Singles from The Players Club
- "We Be Clubbin'" Released: December 18, 1997; "Same Tempo" Released: March 17, 1998; "Splackavellie" Released: 1998;

= The Players Club (soundtrack) =

The Players Club: Music From and Inspired by the New Line Cinema Motion Picture is the soundtrack to Ice Cube's 1998 film The Players Club. It was released on March 17, 1998, through Heavyweight Records, Epic Records and Sony Music Soundtrax and consists of hip hop and contemporary R&B music. The album features songs from the film's star, Ice Cube, as well as Mr.
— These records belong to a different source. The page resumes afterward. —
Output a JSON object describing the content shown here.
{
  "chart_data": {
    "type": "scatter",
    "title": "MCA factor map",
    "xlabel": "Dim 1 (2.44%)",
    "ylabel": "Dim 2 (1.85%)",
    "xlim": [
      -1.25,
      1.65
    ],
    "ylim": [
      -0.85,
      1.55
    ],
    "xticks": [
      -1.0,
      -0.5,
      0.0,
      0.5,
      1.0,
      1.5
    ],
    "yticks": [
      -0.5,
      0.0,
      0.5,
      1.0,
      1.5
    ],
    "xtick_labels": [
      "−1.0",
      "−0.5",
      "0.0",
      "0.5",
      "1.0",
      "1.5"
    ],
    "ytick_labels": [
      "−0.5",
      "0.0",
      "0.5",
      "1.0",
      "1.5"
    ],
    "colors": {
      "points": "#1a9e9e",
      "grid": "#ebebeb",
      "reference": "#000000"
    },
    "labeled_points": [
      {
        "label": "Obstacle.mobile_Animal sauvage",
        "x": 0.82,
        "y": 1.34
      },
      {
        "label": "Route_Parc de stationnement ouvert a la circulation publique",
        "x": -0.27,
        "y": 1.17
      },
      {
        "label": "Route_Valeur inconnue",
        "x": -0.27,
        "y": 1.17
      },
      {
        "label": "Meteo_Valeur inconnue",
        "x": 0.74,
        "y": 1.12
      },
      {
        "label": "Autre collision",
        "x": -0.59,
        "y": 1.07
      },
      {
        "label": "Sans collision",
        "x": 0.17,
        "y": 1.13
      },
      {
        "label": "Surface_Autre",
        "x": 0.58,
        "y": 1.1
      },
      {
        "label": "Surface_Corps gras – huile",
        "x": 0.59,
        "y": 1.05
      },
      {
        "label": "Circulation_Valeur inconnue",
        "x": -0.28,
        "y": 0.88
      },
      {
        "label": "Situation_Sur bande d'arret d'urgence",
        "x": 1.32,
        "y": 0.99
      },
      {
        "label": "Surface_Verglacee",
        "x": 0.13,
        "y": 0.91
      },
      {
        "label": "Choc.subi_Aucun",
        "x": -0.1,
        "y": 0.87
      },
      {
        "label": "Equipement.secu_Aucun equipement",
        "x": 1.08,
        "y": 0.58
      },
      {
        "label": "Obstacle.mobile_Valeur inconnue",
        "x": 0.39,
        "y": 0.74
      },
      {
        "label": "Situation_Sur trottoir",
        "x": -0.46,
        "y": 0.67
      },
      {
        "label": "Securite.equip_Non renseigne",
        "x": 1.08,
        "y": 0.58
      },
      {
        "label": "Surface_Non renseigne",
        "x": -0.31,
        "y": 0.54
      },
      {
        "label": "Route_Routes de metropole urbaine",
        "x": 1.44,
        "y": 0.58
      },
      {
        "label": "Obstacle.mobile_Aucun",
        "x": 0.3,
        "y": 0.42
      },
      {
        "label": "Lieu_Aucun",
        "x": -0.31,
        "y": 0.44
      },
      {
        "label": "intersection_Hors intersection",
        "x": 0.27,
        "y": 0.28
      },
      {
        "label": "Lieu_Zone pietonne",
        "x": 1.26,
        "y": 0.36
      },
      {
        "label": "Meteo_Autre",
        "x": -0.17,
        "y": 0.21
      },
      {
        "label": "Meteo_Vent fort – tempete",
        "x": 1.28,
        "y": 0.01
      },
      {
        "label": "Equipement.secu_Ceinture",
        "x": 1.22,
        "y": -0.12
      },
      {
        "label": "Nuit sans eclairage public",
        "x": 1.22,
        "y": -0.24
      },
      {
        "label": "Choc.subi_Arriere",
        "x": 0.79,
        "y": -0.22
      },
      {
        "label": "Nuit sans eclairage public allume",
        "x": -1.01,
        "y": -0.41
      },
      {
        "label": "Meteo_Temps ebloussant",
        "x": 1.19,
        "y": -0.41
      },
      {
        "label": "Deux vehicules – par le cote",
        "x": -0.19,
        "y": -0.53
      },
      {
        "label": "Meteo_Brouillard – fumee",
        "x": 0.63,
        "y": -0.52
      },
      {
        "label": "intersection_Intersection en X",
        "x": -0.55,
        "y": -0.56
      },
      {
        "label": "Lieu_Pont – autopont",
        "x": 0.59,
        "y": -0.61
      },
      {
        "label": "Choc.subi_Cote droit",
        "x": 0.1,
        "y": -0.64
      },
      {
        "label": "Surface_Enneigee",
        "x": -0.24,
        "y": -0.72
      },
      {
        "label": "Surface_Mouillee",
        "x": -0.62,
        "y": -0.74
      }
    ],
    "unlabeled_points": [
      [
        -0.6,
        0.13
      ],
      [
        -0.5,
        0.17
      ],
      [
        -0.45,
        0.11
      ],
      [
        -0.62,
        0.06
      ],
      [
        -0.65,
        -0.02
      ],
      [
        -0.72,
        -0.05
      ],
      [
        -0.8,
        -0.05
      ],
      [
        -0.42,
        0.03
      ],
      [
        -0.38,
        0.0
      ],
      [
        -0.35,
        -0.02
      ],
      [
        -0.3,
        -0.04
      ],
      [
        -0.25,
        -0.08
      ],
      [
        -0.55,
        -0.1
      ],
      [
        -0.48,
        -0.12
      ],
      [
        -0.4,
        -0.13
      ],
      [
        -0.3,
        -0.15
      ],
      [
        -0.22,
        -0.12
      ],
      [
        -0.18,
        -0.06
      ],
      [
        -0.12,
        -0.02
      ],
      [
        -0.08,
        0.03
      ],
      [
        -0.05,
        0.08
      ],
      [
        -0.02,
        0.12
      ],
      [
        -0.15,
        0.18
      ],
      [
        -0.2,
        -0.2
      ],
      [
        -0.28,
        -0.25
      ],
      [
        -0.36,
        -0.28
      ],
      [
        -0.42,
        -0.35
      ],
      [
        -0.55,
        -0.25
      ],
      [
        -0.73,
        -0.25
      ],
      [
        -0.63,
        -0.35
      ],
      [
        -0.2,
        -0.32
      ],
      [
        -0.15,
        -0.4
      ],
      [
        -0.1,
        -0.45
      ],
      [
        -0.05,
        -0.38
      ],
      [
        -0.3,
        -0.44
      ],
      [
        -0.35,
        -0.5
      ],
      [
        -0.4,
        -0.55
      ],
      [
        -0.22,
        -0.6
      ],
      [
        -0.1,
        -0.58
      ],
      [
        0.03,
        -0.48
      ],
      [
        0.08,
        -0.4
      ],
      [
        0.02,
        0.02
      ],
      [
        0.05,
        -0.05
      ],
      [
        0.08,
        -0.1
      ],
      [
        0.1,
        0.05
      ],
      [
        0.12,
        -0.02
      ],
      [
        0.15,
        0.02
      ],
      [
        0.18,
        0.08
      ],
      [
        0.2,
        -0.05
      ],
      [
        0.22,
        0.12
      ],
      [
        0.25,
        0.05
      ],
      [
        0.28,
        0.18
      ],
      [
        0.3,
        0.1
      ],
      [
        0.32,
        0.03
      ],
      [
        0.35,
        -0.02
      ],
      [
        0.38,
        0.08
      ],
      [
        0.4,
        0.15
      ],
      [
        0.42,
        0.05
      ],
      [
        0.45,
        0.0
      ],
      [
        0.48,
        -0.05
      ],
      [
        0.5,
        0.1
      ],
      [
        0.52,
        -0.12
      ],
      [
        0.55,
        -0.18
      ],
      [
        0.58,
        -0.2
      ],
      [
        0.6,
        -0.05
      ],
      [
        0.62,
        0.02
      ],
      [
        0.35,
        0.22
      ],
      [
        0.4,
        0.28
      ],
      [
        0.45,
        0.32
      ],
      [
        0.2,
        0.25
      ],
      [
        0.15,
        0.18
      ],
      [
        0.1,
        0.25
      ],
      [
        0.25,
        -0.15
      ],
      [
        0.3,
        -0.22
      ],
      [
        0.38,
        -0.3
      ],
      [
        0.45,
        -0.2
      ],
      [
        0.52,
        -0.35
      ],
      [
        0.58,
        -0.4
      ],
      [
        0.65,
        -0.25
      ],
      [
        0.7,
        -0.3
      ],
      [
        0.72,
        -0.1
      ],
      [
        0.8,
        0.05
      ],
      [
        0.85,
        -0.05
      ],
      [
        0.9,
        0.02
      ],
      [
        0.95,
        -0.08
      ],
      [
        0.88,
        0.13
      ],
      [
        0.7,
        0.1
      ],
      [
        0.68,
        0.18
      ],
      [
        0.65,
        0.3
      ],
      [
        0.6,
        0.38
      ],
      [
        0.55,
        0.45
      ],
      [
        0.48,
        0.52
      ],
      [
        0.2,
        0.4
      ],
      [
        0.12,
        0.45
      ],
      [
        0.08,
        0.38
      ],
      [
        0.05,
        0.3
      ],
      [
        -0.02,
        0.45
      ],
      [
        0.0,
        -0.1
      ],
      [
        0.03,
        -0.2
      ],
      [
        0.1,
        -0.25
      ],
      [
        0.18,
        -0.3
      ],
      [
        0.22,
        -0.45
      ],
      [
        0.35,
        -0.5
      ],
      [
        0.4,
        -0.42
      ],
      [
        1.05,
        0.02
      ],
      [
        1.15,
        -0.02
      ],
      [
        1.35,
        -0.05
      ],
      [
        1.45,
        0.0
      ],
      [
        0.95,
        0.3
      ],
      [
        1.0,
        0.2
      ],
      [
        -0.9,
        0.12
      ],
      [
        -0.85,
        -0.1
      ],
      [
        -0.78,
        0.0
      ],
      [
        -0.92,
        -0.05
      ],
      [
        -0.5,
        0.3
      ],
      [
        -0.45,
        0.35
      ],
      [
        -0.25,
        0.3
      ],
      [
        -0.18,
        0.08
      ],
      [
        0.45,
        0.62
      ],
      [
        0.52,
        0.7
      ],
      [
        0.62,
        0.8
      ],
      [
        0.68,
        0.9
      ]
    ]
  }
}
Short Khop, Brownstone, Changing Faces, Dalvin DeGrate, DJ Spinderella, DMX, Jay-Z, Kurupt, Lil' Mo, Mack 10, Master P, Memphis Bleek, Mia X, Pressha, Public Announcement, Sauce Money, Scarface and more.
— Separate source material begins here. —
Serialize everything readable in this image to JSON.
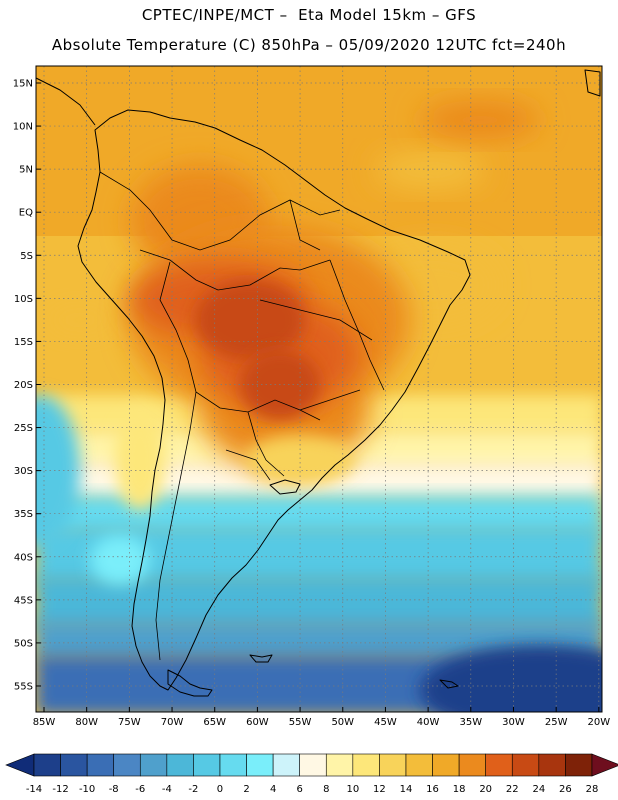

The soundtrack made it to number 10 on the Billboard 200 and number 2 on the Top R&B/Hip-Hop Albums chart in the United States.

Professional ratings
Review scores
| Source | Rating |
| AllMusic | Star |

==Track listing==

| No. | Title | Producer(s) | Length |
|---|---|---|---|
| 1. | "We Be Clubbin'" (performed by Ice Cube) | Rick "Dutch" Cousin | 4:47 |
| 2. | "We Be Clubbin' (Clark World Remix)'" (performed by Ice Cube & DMX) | Rick "Dutch" Cousin | 4:23 |
| 3. | "Who Are You Lovin'" (performed by Ice Cube & Mr. Short Khop) | Mo-Suave-A | 4:30 |
| 4. | "Same Tempo" (performed by Changing Faces) | Edmund Clement | 4:52 |
| 5. | "Under Pressure" (performed by Kurupt) | Battlecat | 4:04 |
| 6. | "You Know I'm a Ho" (performed by Ice Cube & Master P) | Bud'da | 4:17 |
| 7. | "Splackavellie" (performed by Pressha) | Joseph "Adonis" Carn | 4:01 |
| 8. | "You Delinquent" (performed by Mack 10 & Scarface) | Rick "Dutch" Cousin; Binky Mack; | 3:55 |
| 9. | "From Marcy to Hollywood" (performed by Jay-Z, Memphis Bleek & Sauce Money) | DJ Clue; DURO; | 3:11 |
| 10. | "Don't Play Me Wrong" (performed by Brownstone) | Rhett Lawrence | 4:28 |
| 11. | "Shake Whatcha Mama Gave Ya (But Make Sho Your Niggas Pay Ya)" (performed by Mia X) | Craig B | 4:17 |
| 12. | "What a Woman Feels" (performed by Public Announcement) | Frank Fitzpatrick; Michael Angelo Saulsberry; | 3:33 |
| 13. | "Don't Worry (My Shorty)" (performed by Rufus Blaq & Spinderella) | Chad "Dr. Ceuss" Elliot | 3:56 |
| 14. | "My Loved One" (performed by Ice Cube & Mr. Short Khop) | Binky Mack | 4:32 |
| 15. | "Get Mine" (performed by Mr. Dalvin of Jodeci) | Tim & Bob | 4:07 |
| 16. | "Dreamin'" (performed by EMmage, Mr. Short Khop & Lil' Mo) | Bud'da |  |
| Total length: |  |  | 1:02:53 |

==Charts==

===Weekly charts===

| Chart (1998) | Peak position |
|---|---|
| US Billboard 200 | 10 |
| US Top R&B/Hip-Hop Albums (Billboard) | 2 |

===Year-end charts===

| Chart (1998) | Position |
|---|---|
| US Billboard 200 | 89 |
| US Top R&B/Hip-Hop Albums (Billboard) | 19 |

==Certifications==

| Region | Certification | Certified units/sales |
| United States (RIAA) | Platinum | 1,000,000^{^} |
^{^} Shipments figures based on certification alone.